6. Naar aanleiding van het hoger beroep overweegt de Raad het volgende.
6.1. De Raad ziet zich, ambtshalve, gesteld voor de vraag of appellant voldoende procesbelang heeft bij een inhoudelijke beoordeling van de aangevallen uitspraak. Uit vaste rechtspraak van de Raad, bijvoorbeeld de uitspraken van 31 augustus 2006, LJN AY8271, en 9 juni 2009, LJN BJ0878, vloeit voort dat eerst sprake is van (voldoende) processueel belang, indien het resultaat dat de indiener van het bezwaar- of beroepschrift met het maken van bezwaar of het indienen van (hoger) beroep nastreeft, ook daadwerkelijk kan worden bereikt en het realiseren van dat resultaat voor deze indiener feitelijk betekenis kan hebben. Het hebben van een louter formeel of principieel belang is onvoldoende voor het aannemen van (voldoende) procesbelang.
6.2. Ter zitting van de Raad heeft de gemachtigde van appellant te kennen gegeven dat het Uwv met de in 5.2 vermelde heropening van de WAO-uitkering per 11 april 2007 in voldoende mate is tegemoetgekomen aan het verzoek van appellant om weer in aanmerking te komen voor een uitkering. Voor zover het appellant in dit geding gaat om het verkrijgen van een hogere dwangsom dan hem bij besluit van 21 juni 2010 reeds door het Uwv is toegekend, verwijst de Raad naar zijn uitspraak van heden met registratienummer 10/5777. Daarin heeft de Raad geoordeeld dat appellant niet in aanmerking komt voor een dergelijke hogere dwangsom, zodat dit onderwerp in dit geding niet meer aan de orde kan komen. Nu de Raad ook anderszins niet is gebleken dat appellant nog enig ander rechtens te respecteren belang heeft bij voortzetting van het onderhavige geding, is de Raad van oordeel dat het hoger beroep niet-ontvankelijk moet worden verklaard wegens het komen te vervallen van procesbelang.
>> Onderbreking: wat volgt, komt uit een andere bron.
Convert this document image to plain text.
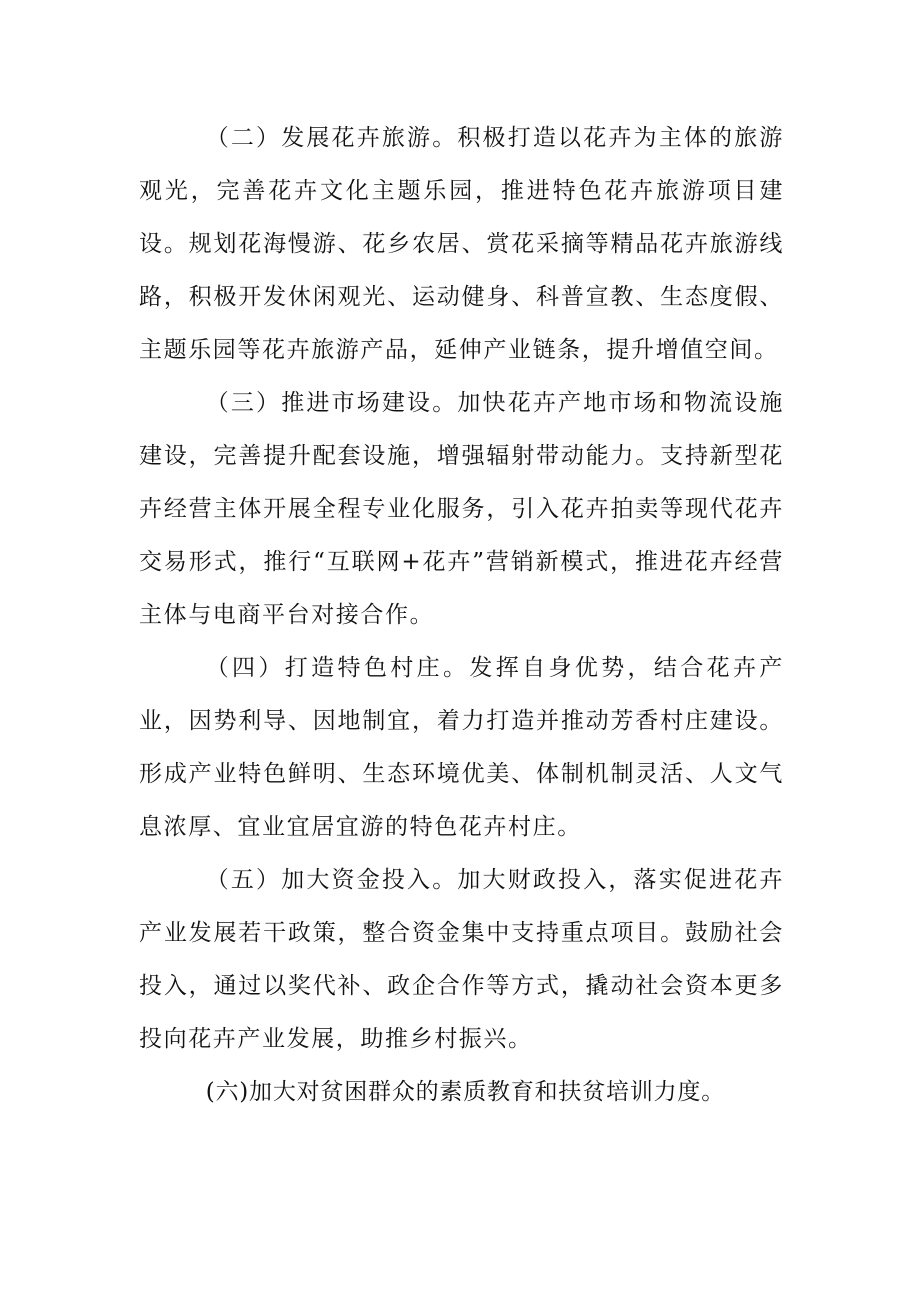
（二）发展花卉旅游。积极打造以花卉为主体的旅游观光，完善花卉文化主题乐园，推进特色花卉旅游项目建设。规划花海慢游、花乡农居、赏花采摘等精品花卉旅游线路，积极开发休闲观光、运动健身、科普宣教、生态度假、主题乐园等花卉旅游产品，延伸产业链条，提升增值空间。

（三）推进市场建设。加快花卉产地市场和物流设施建设，完善提升配套设施，增强辐射带动能力。支持新型花卉经营主体开展全程专业化服务，引入花卉拍卖等现代花卉交易形式，推行“互联网+花卉”营销新模式，推进花卉经营主体与电商平台对接合作。

（四）打造特色村庄。发挥自身优势，结合花卉产业，因势利导、因地制宜，着力打造并推动芳香村庄建设。形成产业特色鲜明、生态环境优美、体制机制灵活、人文气息浓厚、宜业宜居宜游的特色花卉村庄。

（五）加大资金投入。加大财政投入，落实促进花卉产业发展若干政策，整合资金集中支持重点项目。鼓励社会投入，通过以奖代补、政企合作等方式，撬动社会资本更多投向花卉产业发展，助推乡村振兴。

(六)加大对贫困群众的素质教育和扶贫培训力度。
7. Voor een proceskostenveroordeling bestaat geen aanleiding.
De Centrale Raad van Beroep,
Verklaart het hoger beroep niet-ontvankelijk.
Deze uitspraak is gedaan door J.W. Schuttel als voorzitter en C.W.J. Schoor en J.P.M. Zeijen als leden, in tegenwoordigheid van I.J. Penning als griffier. De beslissing is uitgesproken in het openbaar op 27 april 2012.